[CERPEN] Bintang dan Hujan

“Bintang dan hujan memang beda. Tapi hakikatnya mereka sama. Keduanya berasal dari langit”

 

Malam ini aku termenung, menunggu sesuatu yang tak pasti. Resah sekali rasanya. Mungkinkah dia datang? Sudah setengah jam aku menunggunya. Ingin rasanya aku pulang, tapi bimbang. Tak mungkin aku meninggalkan hal yang kutunggu dan tentunya kucinta.

            Berbagai macam posisi duduk telah kucoba. Sesekali aku berbaring. Tidak kotor. Lagi pula aku tidak takut kotor. Empuk karena dilapisi rumput yang tak terlalu lebat. Aku kembali pada posisi duduk dengan kaki ditekuk empat puluh lima derajat. Kedua tangan kubiarkan santai menyentuh bumi.

            Kupandangi langit hitam itu. Hitam dan benar – benar pekat. Tapi aku bingung, langit itu mendung atau tidak. Mengapa tidak ada bintang? Padahal dari tadi aku menunggunya. Sudah menjadi kebiasaanku dan memang kesukaanku setiap malam di sini. Di Lapangan sepak bola ini, dekat dengan rumahku. Apalagi kalau bukan untuk memandangi indahnya bintang – bintang malam.

            Belum lepas pandanganku dari langit. Antara kesal dan sabar itu beda tipis. Tiba – tiba aku merasa setetes air jatuh di hidungku. Aku menunduk, apa artinya? Setetes air tadi disusul dengan tetesan – tetesan lainnya yang semakin banyak dan cepat datangnya.

                        “Hujan!” Pekikku.

             Aku terkesiap, terpaksa meninggalkan tempat ini. Berlari secepatnya menuju rumahku agar tidak kehujanan. Semakin deras hujan itu, semakin cepat pula membasahi bajuku. Percuma juga aku berlari secepat apapun, tetap saja kalah dengan kecepatan hujan.

            Napasku terengah ketika telah sampai di depan rumah. Hujan masih ada tapi hanya rintik. Sial, giliran aku sampai di rumah hujannya melunak. Seolah hujan menantangku untuk melawannya.

                        “Dari mana aja kamu?” Bunda menginterogasiku.

                        “Dari lapangan, Bun.”

                        “Ngapain aja? Kenapa sampe basah kuyup gitu?”

            Aku memilih untuk diam. Pertanyaan yang tak bisa aku jawab.

                        “Ya udah, cepat mandi terus ganti tu baju”

            Aku hanya bisa diam dan manut. Melawan sama saja dengan mencari mati. Tentu akan lebih panjang ceramah dari bundaku. Hujan masih hadir dalam alunan rintikannya. Aku masih mengintip dari balik tirai jendela kamarku. Akankah bintangku hadir? Waktu sudah menunjukkan pukul 22.00. Aku semakin kedinginan walau telah berganti baju. Rasa kantuk mulai menjalari mataku.

            Merebahkan diri di kasur dan kutarik selimutku. Untuk hari ini bintangku positif tidak datang. Panas dingin makin terasa di sekujur tubuhku.

                        “Semoga kita bisa bertemu besok. Selamat malam Bintang.”

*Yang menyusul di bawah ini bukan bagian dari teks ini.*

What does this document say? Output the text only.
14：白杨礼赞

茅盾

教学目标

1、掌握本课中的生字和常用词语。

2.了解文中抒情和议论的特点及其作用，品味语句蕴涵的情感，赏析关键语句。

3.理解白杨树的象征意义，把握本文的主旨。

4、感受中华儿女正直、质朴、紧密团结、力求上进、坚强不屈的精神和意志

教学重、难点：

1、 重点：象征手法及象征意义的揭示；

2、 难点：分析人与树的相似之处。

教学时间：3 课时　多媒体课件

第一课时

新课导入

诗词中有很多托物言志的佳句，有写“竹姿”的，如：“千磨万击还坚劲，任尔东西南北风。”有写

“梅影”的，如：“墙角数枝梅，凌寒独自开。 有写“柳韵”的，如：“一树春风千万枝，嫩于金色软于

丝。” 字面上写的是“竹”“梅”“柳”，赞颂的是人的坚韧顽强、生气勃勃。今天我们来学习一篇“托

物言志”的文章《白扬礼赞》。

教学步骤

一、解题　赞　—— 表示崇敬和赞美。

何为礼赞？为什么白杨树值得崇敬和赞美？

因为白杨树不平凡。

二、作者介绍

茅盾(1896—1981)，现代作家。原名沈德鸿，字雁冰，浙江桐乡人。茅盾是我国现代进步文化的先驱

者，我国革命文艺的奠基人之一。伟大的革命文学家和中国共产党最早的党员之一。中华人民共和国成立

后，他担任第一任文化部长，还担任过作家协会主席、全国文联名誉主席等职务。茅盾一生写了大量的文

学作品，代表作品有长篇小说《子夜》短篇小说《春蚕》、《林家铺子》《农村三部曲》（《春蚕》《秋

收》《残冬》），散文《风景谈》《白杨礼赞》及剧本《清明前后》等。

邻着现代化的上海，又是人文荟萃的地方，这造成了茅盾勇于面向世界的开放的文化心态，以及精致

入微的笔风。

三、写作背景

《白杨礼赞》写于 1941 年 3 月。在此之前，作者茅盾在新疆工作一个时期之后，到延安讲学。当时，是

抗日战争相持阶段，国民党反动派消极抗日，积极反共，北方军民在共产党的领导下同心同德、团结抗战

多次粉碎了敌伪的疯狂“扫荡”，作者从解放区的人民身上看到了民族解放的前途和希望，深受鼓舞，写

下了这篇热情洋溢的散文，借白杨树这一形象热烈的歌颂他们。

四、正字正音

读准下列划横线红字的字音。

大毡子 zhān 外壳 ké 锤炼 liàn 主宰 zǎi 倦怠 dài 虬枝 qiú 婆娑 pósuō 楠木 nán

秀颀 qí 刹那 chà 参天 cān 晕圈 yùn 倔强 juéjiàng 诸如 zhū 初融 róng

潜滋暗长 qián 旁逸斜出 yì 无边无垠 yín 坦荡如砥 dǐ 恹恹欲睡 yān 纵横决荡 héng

            Itu kata terakhir sebelum aku terlelap.

* * *

            Mentari mulai menyapa. Pagi yang cerah datang. Gelap telah diusir oleh terangnya semangat di pagi ini. Semua orang bersiap memulai aktivitasnya. Termasuk bunda juga Suci, saudaraku. Tepatnya Suci adalah saudara kembarku. Aku hidup tanpa ayah sejak dua tahun yang lalu. Ayahku pergi meninggalkan kami karena penyakitnya. Kami sepakat untuk tidak mengungkit hari hitam itu. Tentunya untuk menghindari jatuhnya air mata lagi.

                        “Dina, bangun! Kamu gak sekolah?”

            Bunda menegurku. Beliau mungkin tak mengerti tentang keadaanku. Kalau saja aku bisa bangun, pasti dari tadi aku sudah berangkat sekolah. Tulangku rasanya remuk. Badanku panas dingin dan menggigil, lemas sekali.

                        “Badanmu panas, gak usah masuk aja dulu.”

Ucapannya menghalus setelah meneyentuh keningku. Aku hanya bisa mengaguk pelan. Hanya itu sisa tenagaku untuk menjawab pertanyaan bunda.

                        “Kemarin kamu kehujanan sih, udah dibilangin kalo hujan neduh aja dulu. Udah basah, cucian gak kering – kering, sakit lagi. Kalo sakit siapa yang repot? Bunda, kan!”

            Begitulah ocehan bundaku. Sudah kuhafal betul apa yang akan dikatakannya ketika aku berada di posisi ini. Mungkin orang lain menganggap perkataan bunda tadi sebagai ungkapan kasih sayang seorang ibu. Entah, tapi untukku tidak. Aku merasa dianaktirikan meski kenyataanya bunda melahirkanku sebelum Suci.

            Aku merasa kesepian. Kurasa akulah yang paling kehilangan saat ayah pergi. Ayah lah yang menjadi teman hidupku selama ini. Tak ada yang lain, sekalipun di sekolah. Tidak ada yang mau berteman denganku. Mungkin mereka menganggapku aneh dan penyakitan. Aku rentan sakit, apalagi jika kehujanan dan saat punya masalah. Itulah yang membuatku membenci hujan. Bahkan ayahku menghembuskan napas terakhirnya saat hujan.

            Alasan lain yaitu, bunda selalu memarahiku ketika kehujanan. aku benci sekali hujan. Aku heran mengapa remaja lain begitu suka dan kuat akan hujan. Mereka memadu kasih saat hujan. Mereka bermain dengan hujan. Mereka bahagia saat hujan. Hujan pun menjadi judul sebuah lagu. Lihat saja Suci. Dia bisa berlama – lama dengan hujan. Tidak sedikitpun bunda memarahinya. Dia kuat, tidak jatuh sakit ketika kehujanan.

            Orang lain, terutama bunda dan Suci menganggapku aneh. Apalagi kalau bukan karena kesukaanku. Apa salahnya aku suka bintang? Mereka menganggapku naif. Mereka pikir, untuk apa menggilai bintang, padahal tak bisa diraih. Apalagi bintang hanya datang pada malam hari. Masa bodoh. Bintang adalah sahabatku setelah ayah.

            Dulu aku sering melewatkan malam bersama ayah untuk menikmati bintang. Aku dan ayah saling bertebak nama dan rasi bintang. Bahkan ayah membelikanku peta langit. Tentunya untuk lebih mengetahui gugusan bintang di antariksa. Kamarku saja terlihat seperti space. Dipenuhi peta langit dah hiasan glow in the dark berbentuk bintang – bintang.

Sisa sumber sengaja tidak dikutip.